The fact is that space travel is astronomically expensive. Literally. NASA’s Space Shuttle Program cost nearly $200 billion before it was discontinued in 2011. The average flight cost was $1.5 billion (in 2010 dollars). That’s a price tag picked up by US taxpayers. While space exploration is undeniably exciting, offering huge potentials for scientific advancement, can you really argue it’s more valuable than building roads, or educating the next generation, or simply cutting taxes?

(Comparatively, NASA paid Orbital a total of $288 million to build the space shuttle service, with the company contributing another $150 million of its own money. Two successful missions were completed before Tuesday’s crash, and it would only have taken two more to make Orbital cheaper than Soyuz.)

If you’re still in doubt, it might be worth considering who is behind the private sector’s foray into the space industry. Orbital, for example, was founded by three entrepreneurs who met at the Harvard Business School. But Orbital is not the only private space company to win a NASA contract. Its main competitor, SpaceX, also developed a spacecraft capable of transporting supplies and passengers to the International Space Station, which completed its first space flight in December 2010, making history as the first privately-funded company to launch, orbit and recover a spacecraft. Is the founder of SpaceX a government scientist or an ex-NASA engineer? No, it’s Elon Musk, co-founder of PayPal and chief project architect of Tesla Motors.

Meanwhile, Richard Branson’s Virgin Galactic plans to kickstart the space tourism industry, with personal flights priced at $250,000 for next year. And Blue Origin, whose aim is to decrease the cost and increase the safety of human spaceflight, was set up by Amazon-founder Jeff Bezos, who has invested over $500 million of his own money.

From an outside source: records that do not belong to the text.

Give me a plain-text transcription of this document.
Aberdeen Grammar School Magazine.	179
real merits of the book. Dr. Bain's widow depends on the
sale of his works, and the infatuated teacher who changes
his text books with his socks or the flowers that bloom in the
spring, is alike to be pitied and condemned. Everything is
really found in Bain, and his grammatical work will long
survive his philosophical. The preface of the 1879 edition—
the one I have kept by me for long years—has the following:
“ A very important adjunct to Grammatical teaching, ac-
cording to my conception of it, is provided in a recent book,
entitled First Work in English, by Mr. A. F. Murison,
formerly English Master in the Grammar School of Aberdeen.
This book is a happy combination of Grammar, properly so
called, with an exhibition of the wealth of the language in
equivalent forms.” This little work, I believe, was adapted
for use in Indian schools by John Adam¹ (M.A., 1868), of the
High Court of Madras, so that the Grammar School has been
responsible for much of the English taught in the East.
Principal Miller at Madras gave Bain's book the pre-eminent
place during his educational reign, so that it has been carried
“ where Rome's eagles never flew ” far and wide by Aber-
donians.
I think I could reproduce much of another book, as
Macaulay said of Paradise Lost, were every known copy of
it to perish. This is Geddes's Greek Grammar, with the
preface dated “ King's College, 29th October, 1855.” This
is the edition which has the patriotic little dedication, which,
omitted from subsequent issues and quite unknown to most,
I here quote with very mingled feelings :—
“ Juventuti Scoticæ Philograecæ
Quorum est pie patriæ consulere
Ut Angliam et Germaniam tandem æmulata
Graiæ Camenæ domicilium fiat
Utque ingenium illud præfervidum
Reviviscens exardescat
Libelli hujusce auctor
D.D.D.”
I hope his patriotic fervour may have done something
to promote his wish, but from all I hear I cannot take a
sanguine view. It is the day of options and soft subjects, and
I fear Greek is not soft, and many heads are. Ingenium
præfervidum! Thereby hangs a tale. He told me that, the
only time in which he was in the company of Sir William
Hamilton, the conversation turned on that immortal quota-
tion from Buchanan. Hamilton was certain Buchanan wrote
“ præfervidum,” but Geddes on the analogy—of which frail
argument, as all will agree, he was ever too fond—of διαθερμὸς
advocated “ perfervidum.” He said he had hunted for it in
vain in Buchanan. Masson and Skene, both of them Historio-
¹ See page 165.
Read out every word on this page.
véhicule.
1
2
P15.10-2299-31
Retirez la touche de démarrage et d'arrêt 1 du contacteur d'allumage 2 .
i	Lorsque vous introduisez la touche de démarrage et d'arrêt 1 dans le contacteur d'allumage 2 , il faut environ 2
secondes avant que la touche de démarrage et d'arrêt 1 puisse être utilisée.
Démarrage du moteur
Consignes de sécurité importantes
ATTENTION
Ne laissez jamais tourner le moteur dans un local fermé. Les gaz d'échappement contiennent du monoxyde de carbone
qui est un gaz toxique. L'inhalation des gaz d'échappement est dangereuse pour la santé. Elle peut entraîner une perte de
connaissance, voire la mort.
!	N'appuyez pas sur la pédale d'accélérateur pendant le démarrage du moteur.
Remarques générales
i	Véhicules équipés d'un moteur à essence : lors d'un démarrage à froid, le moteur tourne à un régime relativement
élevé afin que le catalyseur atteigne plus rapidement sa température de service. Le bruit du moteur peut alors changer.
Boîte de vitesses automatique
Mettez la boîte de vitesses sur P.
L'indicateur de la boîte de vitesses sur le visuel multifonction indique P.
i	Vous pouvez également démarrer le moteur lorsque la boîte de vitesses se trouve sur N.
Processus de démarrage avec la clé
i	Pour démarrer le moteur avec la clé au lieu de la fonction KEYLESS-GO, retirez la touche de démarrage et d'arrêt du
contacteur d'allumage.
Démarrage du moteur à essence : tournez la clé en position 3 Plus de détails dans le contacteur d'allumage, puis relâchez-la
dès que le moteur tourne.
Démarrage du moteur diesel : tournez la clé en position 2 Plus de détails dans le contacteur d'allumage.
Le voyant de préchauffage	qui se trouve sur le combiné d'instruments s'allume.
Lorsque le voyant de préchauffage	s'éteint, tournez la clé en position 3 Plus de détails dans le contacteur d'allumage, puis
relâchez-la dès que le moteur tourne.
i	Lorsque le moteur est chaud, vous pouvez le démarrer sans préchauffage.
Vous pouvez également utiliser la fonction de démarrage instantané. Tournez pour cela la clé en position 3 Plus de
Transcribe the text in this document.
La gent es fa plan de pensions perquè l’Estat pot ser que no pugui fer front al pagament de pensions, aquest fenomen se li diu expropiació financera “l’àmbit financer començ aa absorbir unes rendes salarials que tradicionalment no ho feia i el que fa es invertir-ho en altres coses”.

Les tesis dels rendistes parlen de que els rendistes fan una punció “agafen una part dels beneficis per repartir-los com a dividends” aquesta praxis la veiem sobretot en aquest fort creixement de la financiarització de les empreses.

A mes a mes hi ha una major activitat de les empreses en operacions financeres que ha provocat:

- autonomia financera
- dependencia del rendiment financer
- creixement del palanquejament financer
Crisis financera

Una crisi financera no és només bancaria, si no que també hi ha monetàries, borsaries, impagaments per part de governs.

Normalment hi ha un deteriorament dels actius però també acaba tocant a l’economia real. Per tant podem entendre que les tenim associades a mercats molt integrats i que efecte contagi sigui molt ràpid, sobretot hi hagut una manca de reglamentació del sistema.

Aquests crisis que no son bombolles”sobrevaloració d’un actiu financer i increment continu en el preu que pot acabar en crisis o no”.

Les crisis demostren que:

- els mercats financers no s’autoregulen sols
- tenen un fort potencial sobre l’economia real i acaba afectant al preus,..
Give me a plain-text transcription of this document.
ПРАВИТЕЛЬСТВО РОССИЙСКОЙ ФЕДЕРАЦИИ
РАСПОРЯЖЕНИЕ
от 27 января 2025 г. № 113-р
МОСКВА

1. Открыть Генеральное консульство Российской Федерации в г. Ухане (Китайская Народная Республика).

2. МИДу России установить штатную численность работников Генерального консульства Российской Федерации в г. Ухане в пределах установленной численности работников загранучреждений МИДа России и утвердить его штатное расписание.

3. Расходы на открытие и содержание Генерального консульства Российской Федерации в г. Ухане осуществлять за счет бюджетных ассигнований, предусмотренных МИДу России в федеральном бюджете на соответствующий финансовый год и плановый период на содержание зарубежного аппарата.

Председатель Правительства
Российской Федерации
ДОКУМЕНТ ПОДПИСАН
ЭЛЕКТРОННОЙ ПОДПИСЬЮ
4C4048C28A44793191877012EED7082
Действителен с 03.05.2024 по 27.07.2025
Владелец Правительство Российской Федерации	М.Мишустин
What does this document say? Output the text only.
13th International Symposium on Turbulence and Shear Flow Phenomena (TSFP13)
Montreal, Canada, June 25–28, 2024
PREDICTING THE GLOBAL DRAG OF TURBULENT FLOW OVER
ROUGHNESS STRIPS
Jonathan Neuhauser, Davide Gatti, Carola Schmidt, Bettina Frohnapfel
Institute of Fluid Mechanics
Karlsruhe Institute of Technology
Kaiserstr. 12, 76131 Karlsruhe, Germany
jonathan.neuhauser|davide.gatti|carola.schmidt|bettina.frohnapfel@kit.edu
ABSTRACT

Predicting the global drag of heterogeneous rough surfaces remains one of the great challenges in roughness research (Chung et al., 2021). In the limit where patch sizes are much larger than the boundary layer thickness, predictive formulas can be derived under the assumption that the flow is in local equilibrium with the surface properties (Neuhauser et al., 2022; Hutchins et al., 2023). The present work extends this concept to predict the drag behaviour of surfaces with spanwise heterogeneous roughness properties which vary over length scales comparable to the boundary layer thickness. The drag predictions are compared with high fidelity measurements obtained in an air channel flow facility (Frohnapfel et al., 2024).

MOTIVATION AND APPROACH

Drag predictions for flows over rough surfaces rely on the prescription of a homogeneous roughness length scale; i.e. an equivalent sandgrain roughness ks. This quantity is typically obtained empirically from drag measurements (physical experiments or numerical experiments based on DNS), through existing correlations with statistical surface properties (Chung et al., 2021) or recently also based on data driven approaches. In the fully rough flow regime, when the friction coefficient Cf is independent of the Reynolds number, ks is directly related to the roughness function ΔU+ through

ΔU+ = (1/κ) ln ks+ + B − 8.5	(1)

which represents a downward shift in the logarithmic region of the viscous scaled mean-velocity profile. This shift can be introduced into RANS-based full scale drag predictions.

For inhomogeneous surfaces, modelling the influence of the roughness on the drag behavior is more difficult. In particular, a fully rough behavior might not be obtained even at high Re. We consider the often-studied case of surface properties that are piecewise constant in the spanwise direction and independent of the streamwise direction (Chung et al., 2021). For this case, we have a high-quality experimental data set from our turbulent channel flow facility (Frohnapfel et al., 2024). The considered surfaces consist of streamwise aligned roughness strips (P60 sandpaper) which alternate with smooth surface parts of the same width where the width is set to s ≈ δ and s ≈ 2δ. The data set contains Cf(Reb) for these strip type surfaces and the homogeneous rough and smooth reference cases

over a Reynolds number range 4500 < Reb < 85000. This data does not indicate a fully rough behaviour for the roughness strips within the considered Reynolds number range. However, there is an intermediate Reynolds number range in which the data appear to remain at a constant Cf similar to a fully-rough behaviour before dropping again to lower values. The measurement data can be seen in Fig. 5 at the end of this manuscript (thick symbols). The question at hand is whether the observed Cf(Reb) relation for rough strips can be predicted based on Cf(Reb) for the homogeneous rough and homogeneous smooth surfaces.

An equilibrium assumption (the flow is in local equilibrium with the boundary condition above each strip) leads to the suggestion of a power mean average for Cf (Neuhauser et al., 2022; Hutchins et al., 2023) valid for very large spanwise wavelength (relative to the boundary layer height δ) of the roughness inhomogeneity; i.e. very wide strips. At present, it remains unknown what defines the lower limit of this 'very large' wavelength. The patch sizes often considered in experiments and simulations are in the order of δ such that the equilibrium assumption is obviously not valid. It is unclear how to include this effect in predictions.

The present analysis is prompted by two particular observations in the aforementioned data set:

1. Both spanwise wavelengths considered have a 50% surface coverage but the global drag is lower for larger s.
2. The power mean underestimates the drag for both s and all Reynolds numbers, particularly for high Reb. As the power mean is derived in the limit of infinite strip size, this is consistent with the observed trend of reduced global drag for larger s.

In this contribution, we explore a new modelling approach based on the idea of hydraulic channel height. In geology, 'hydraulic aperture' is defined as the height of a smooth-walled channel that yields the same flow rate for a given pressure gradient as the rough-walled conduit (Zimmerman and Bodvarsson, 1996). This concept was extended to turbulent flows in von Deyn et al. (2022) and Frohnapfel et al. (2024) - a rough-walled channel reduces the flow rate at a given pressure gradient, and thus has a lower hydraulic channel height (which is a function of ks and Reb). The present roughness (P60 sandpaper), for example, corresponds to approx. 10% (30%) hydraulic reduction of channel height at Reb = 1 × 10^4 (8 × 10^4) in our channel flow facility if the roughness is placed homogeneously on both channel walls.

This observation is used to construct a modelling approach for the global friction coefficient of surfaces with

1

Who would you rather took on the awe-inspiring challenge of making space travel a reality: these entrepreneurs, or state-funded government programmes? Would you want private investors or taxpayers footing the bill? The answer should be obvious. In a field where so much is unknown, where success always seems just around the corner, and where the costs are crippling, we need entrepreneurs with a proven ability to innovate and adapt, not governments mired by political restrictions who expect their citizens to pay for their mistakes. The space industry demands efficiency like no other, and requires those who know how to maximise productivity – people like Musk, Branson and Bezos.

It should come as no surprise that revolutionary technology for reusing orbital launch systems has come from SpaceX. The company announced its plan in 2011, completed the designs by 2012, began testing in 2013, and is currently running extensive trial programmes. If successful, this technology will enable rockets to be reused hours after return, similar to aircrafts. SpaceX’s Falcon 9 rockets are already the cheapest out there ($56.7 million per launch), and this reusable technology could drop the price by 90% – SpaceX President and COO Gwynne Shotwell has said: “If we get this right, and we’re trying very hard to get this right, we’re looking at launches to be in the 5 to 7 million dollar range, which would really change things dramatically.” Imagine a government programme cutting its costs by 90%.

This does not mean that there is no role for states as we explore this new frontier, only that we must be realistic about who is best-suited to make the breakthroughs. NASA’s contracts are far from perfect, and New Mexico’s taxpayers are still paying for the space port Virgin Galactic plans to operate from, but the precedent for collaboration between state and private sector is emerging. How we choose to structure this new relationship is up for debate, but if we take it for granted that private companies have made air travel as cheap and convenient as it is today, we should accept that the same is possible with space. The Antares crash is a failure, but it’s the type of failure that comes with technological progress. The privatisation of space is propelling us, if not to infinity and beyond, then forwards, upwards, and into the unimagined.